Posttrial interviews were conducted with 331 jurors, 70.4 percent of the 456 jurors who served in the 38 forcible sexual assault trials held in a large Midwestern city between July 1978 and September 1980. The interviews elicited information on jurors' backgrounds, reactions to trial participants and proceedings, and attitudes about the criminal justice system and rape. Additional data consisted of written summaries of trial proceedings by two trained observers, who coded defendants' and victims' characteristics, recorded all evidence presented, and summarized witnesses' testimony. An initial equation used seven evidential variables to estimate their explanatory power for jurors' decisionmaking. A second equation added victims' characteristics, defendants' characteristics, and jurors' attributes to determine whether these factors significantly affected jurors' judgments after evidence was taken into account. Jurors' decisions were dominated by evidential issues, particularly evidence pertaining to the use of force and physical evidence.

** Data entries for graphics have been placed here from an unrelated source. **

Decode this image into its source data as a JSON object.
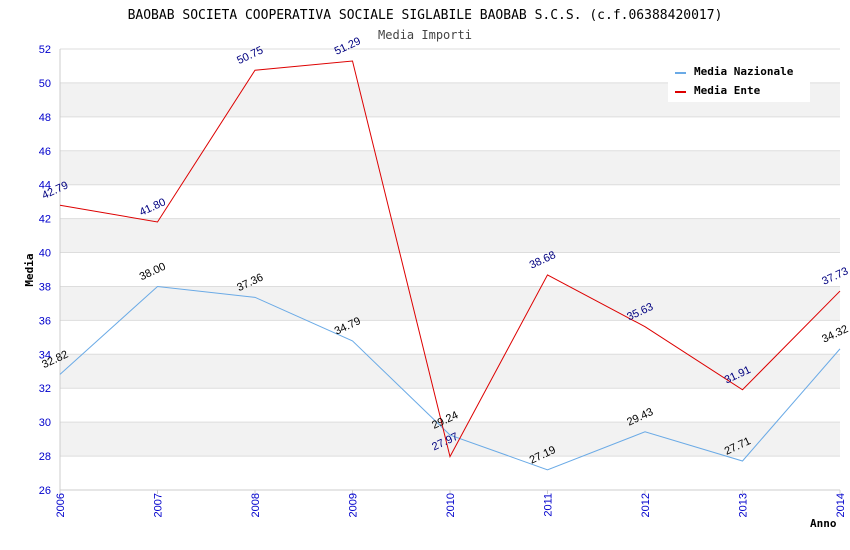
{
  "chart_data": {
    "type": "line",
    "title": "BAOBAB SOCIETA COOPERATIVA SOCIALE SIGLABILE BAOBAB S.C.S. (c.f.06388420017)",
    "subtitle": "Media Importi",
    "xlabel": "Anno",
    "ylabel": "Media",
    "x": [
      "2006",
      "2007",
      "2008",
      "2009",
      "2010",
      "2011",
      "2012",
      "2013",
      "2014"
    ],
    "ylim": [
      26,
      52
    ],
    "yticks": [
      "26",
      "28",
      "30",
      "32",
      "34",
      "36",
      "38",
      "40",
      "42",
      "44",
      "46",
      "48",
      "50",
      "52"
    ],
    "grid": true,
    "legend_position": "top-right",
    "series": [
      {
        "name": "Media Nazionale",
        "color": "#6aaae6",
        "label_color": "#000000",
        "values": [
          32.82,
          38.0,
          37.36,
          34.79,
          29.24,
          27.19,
          29.43,
          27.71,
          34.32
        ],
        "labels": [
          "32.82",
          "38.00",
          "37.36",
          "34.79",
          "29.24",
          "27.19",
          "29.43",
          "27.71",
          "34.32"
        ]
      },
      {
        "name": "Media Ente",
        "color": "#dd0000",
        "label_color": "#000080",
        "values": [
          42.79,
          41.8,
          50.75,
          51.29,
          27.97,
          38.68,
          35.63,
          31.91,
          37.73
        ],
        "labels": [
          "42.79",
          "41.80",
          "50.75",
          "51.29",
          "27.97",
          "38.68",
          "35.63",
          "31.91",
          "37.73"
        ]
      }
    ]
  }
}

Jurors were considerably less responsive to victims' and defendants' characteristics. 2 tables, 10 footnotes, and 59 references.
Juror Decision Making - The Importance of Evidence
NCJ Number
104403
Journal
Law and Human Behavior Volume: 11 Issue: 1 Dated: (March 1987) Pages: 1-17
Date Published
1987
Length
17 pages
Annotation
Multiple regression was used to estimate the relative impact of evidence and extralegal factors on jurors' decisions in a sample of sexual assault trials.